Still, furniture, family heirlooms, and small living spaces aren’t going anywhere, and people have to store this stuff somewhere. Minimalism won’t be the death of self storage - as long as the US economy continues to thrive, the real estate market is hot, and young people continue to see rising employment rates, self storage units will always be in demand. While it’s unclear if the minimalism trend will be around for the long haul, the generations of tomorrow have made it clear that they value lifestyle mobility, one of the biggest drivers of storage.
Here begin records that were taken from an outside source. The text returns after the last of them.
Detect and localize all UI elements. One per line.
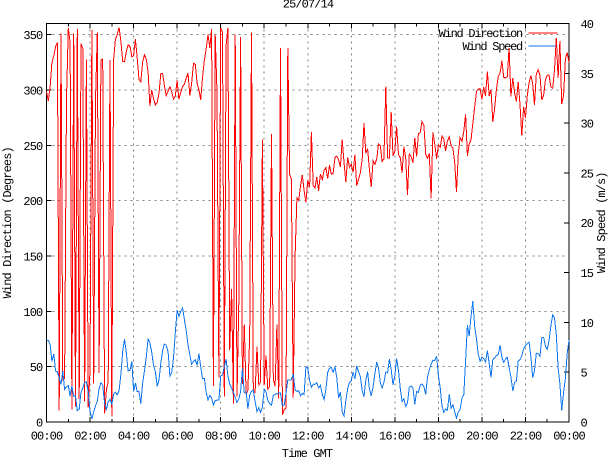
svg-text:350: 350	[23, 29, 43, 43]
svg-text:Wind Direction (Degrees): Wind Direction (Degrees)	[1, 147, 15, 298]
svg-text:06:00: 06:00	[161, 430, 193, 444]
svg-text:35: 35	[581, 68, 594, 82]
svg-text:250: 250	[23, 140, 43, 154]
svg-text:25: 25	[581, 167, 594, 181]
svg-text:200: 200	[23, 195, 43, 209]
svg-text:Time GMT: Time GMT	[282, 447, 333, 459]
svg-text:20:00: 20:00	[466, 430, 498, 444]
svg-text:Wind Speed (m/s): Wind Speed (m/s)	[595, 172, 609, 273]
svg-text:300: 300	[23, 84, 43, 98]
svg-text:10:00: 10:00	[248, 430, 280, 444]
svg-text:00:00: 00:00	[553, 430, 585, 444]
svg-text:50: 50	[30, 361, 43, 375]
svg-text:04:00: 04:00	[118, 430, 150, 444]
svg-text:16:00: 16:00	[379, 430, 411, 444]
svg-text:22:00: 22:00	[510, 430, 542, 444]
svg-text:18:00: 18:00	[423, 430, 455, 444]
svg-text:5: 5	[581, 367, 588, 381]
svg-text:10: 10	[581, 317, 594, 331]
svg-text:00:00: 00:00	[31, 430, 63, 444]
svg-text:Wind Speed: Wind Speed	[462, 40, 523, 54]
svg-text:14:00: 14:00	[336, 430, 368, 444]
svg-text:20: 20	[581, 217, 594, 231]
svg-text:12:00: 12:00	[292, 430, 324, 444]
svg-text:25/07/14: 25/07/14	[283, 0, 334, 12]
svg-text:02:00: 02:00	[74, 430, 106, 444]
svg-text:40: 40	[581, 18, 594, 32]
svg-text:15: 15	[581, 267, 594, 281]
svg-text:100: 100	[23, 306, 43, 320]
svg-text:08:00: 08:00	[205, 430, 237, 444]
svg-text:150: 150	[23, 251, 43, 265]
svg-text:0: 0	[36, 417, 43, 431]
svg-text:0: 0	[581, 417, 588, 431]
svg-text:Wind Direction: Wind Direction	[439, 27, 523, 41]
svg-text:30: 30	[581, 118, 594, 132]
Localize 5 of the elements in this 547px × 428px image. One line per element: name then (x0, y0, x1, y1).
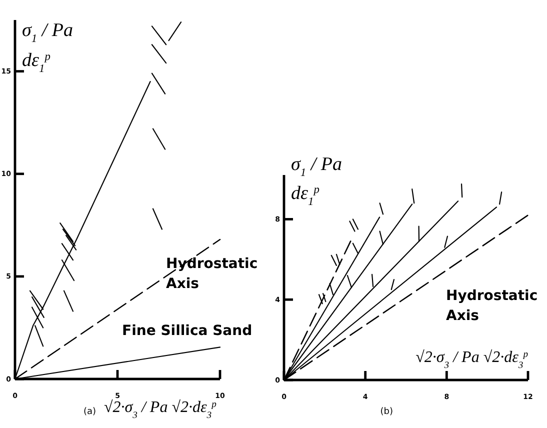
annotation: Fine Sillica Sand (122, 323, 252, 339)
annotation: Hydrostatic Axis (446, 288, 538, 324)
annotation: Hydrostatic Axis (166, 256, 258, 292)
text: (b) (380, 407, 393, 417)
text: (a) (83, 407, 96, 417)
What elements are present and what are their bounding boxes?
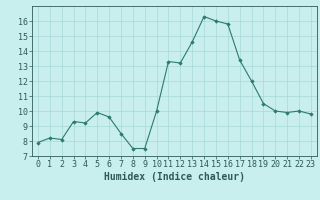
X-axis label: Humidex (Indice chaleur): Humidex (Indice chaleur)	[104, 172, 245, 182]
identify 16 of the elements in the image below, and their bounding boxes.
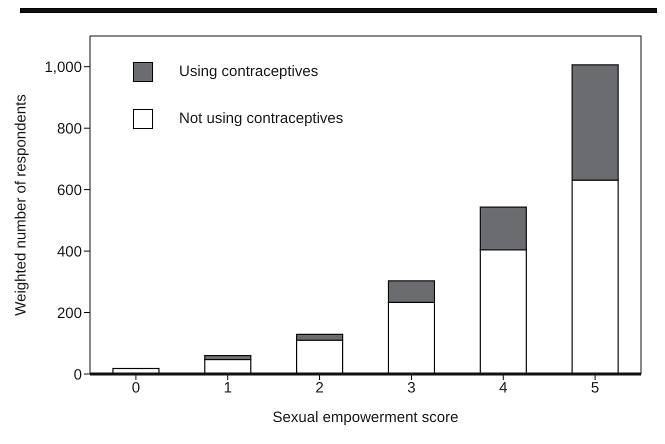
x-tick-label: 5: [590, 380, 600, 397]
legend-label: Using contraceptives: [179, 63, 318, 80]
x-axis-title: Sexual empowerment score: [272, 409, 458, 426]
x-tick-label: 2: [315, 380, 324, 397]
y-tick-label: 800: [56, 120, 82, 138]
y-axis-title: Weighted number of respondents: [12, 94, 30, 316]
y-tick-label: 0: [74, 366, 82, 384]
x-tick-label: 4: [499, 380, 508, 397]
x-tick-label: 1: [224, 380, 232, 397]
y-tick-label: 200: [56, 304, 82, 322]
x-tick-label: 0: [132, 380, 140, 397]
y-tick-label: 1,000: [44, 59, 82, 76]
x-tick-label: 3: [407, 380, 416, 397]
legend-label: Not using contraceptives: [179, 110, 344, 127]
y-tick-label: 400: [56, 243, 82, 260]
y-tick-label: 600: [56, 182, 82, 199]
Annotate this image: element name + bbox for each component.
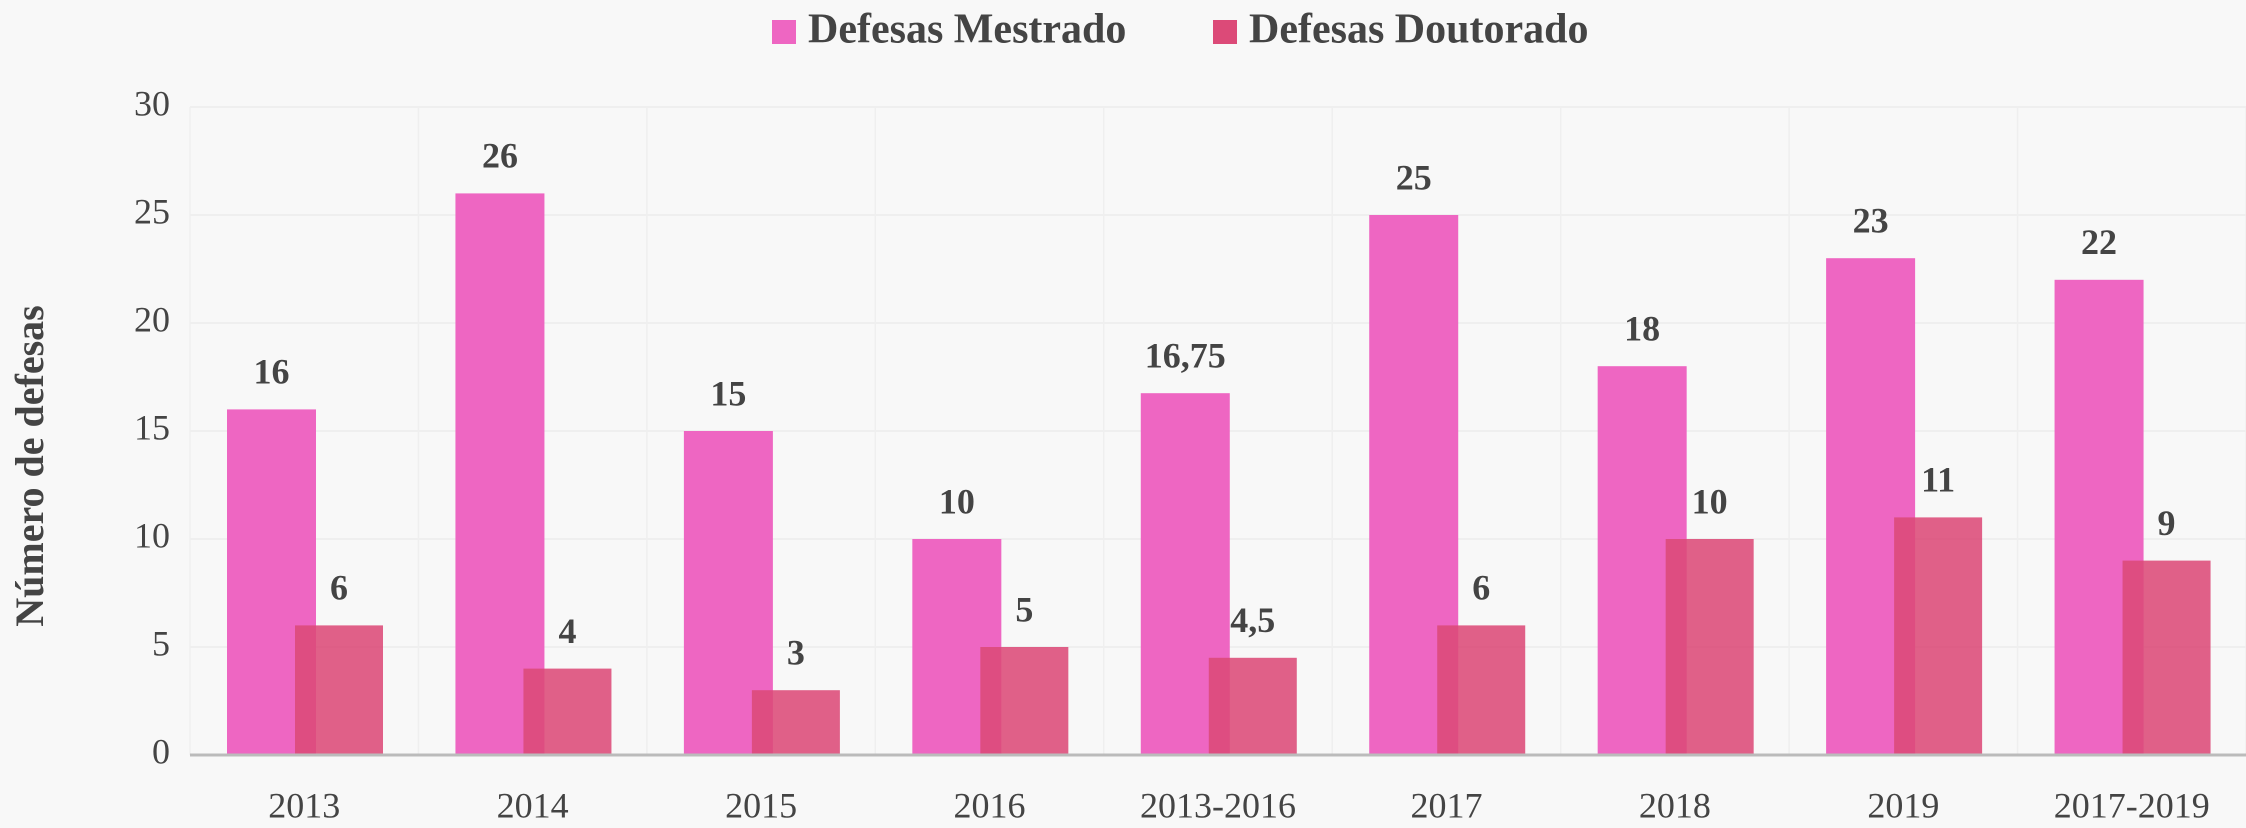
data-label: 11 xyxy=(1921,460,1955,500)
data-label: 16,75 xyxy=(1145,335,1226,375)
bar xyxy=(455,193,545,755)
y-tick-label: 0 xyxy=(152,731,170,771)
y-tick-label: 10 xyxy=(134,515,170,555)
data-label: 16 xyxy=(254,352,290,392)
data-label: 5 xyxy=(1015,589,1033,629)
x-tick-label: 2016 xyxy=(954,785,1026,825)
y-tick-label: 30 xyxy=(134,83,170,123)
data-label: 22 xyxy=(2081,222,2117,262)
bar xyxy=(523,668,612,755)
legend-swatch xyxy=(1213,20,1237,44)
data-label: 10 xyxy=(1692,481,1728,521)
y-tick-label: 20 xyxy=(134,299,170,339)
x-tick-label: 2015 xyxy=(725,785,797,825)
y-tick-label: 25 xyxy=(134,191,170,231)
data-label: 10 xyxy=(939,481,975,521)
x-tick-label: 2014 xyxy=(497,785,569,825)
y-tick-label: 15 xyxy=(134,407,170,447)
bar xyxy=(295,625,383,755)
x-tick-label: 2017 xyxy=(1410,785,1482,825)
bar xyxy=(1894,517,1983,755)
x-tick-label: 2018 xyxy=(1639,785,1711,825)
bar xyxy=(1437,625,1526,755)
y-tick-label: 5 xyxy=(152,623,170,663)
legend-label: Defesas Mestrado xyxy=(808,7,1126,53)
data-label: 4,5 xyxy=(1230,600,1275,640)
y-axis-title: Número de defesas xyxy=(7,305,52,626)
data-label: 6 xyxy=(1472,568,1490,608)
data-label: 25 xyxy=(1396,157,1432,197)
data-label: 9 xyxy=(2158,503,2176,543)
x-tick-label: 2019 xyxy=(1867,785,1939,825)
data-label: 26 xyxy=(482,136,518,176)
x-tick-label: 2017-2019 xyxy=(2054,785,2210,825)
data-label: 23 xyxy=(1853,200,1889,240)
x-tick-label: 2013 xyxy=(268,785,340,825)
legend-swatch xyxy=(772,20,796,44)
data-label: 18 xyxy=(1624,308,1660,348)
bar xyxy=(1665,539,1754,755)
bar xyxy=(1208,657,1297,755)
data-label: 15 xyxy=(710,373,746,413)
bar xyxy=(751,690,840,755)
data-label: 4 xyxy=(558,611,576,651)
data-label: 3 xyxy=(787,632,805,672)
data-label: 6 xyxy=(330,568,348,608)
bar xyxy=(2122,560,2211,755)
legend-label: Defesas Doutorado xyxy=(1249,7,1588,53)
x-tick-label: 2013-2016 xyxy=(1140,785,1296,825)
bar xyxy=(980,647,1069,755)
So what can we expect to change? If millennials and Gen Zers are using self storage units as “off-site closets” so that they can live in expensive cities, we can expect to see the demand for climate control continue to grow. We can also expect the demand for large storage units to shrink: small apartments need smaller furniture, and younger generations are no longer storing bulky items like box TVs and books. Younger generations also love sharing to save on costs - we can expect to see a rise in digital key sharing technology and interest in innovative self storage startups that tout “cloud storage for physical stuff.” Tomorrow’s consumers will also be more likely to rent for short periods of time. As more jobs become online and work from home positions, we can expect consumers to continue to focus on travel and be flexible about relocating, so while tomorrow’s consumers may still need self storage, they won’t be needing it in the same city for long.
5x5s and closet-size spaces
Shorter rental periods
Americans still love their stuff, and human consumption and laziness will always be big drivers of self storage business. For the foreseeable future, storage owners can expect minimalism to continue to fuel the industry, rather than hinder it, and despite the differences between generations, the need for self storage will certainly remain for years to come.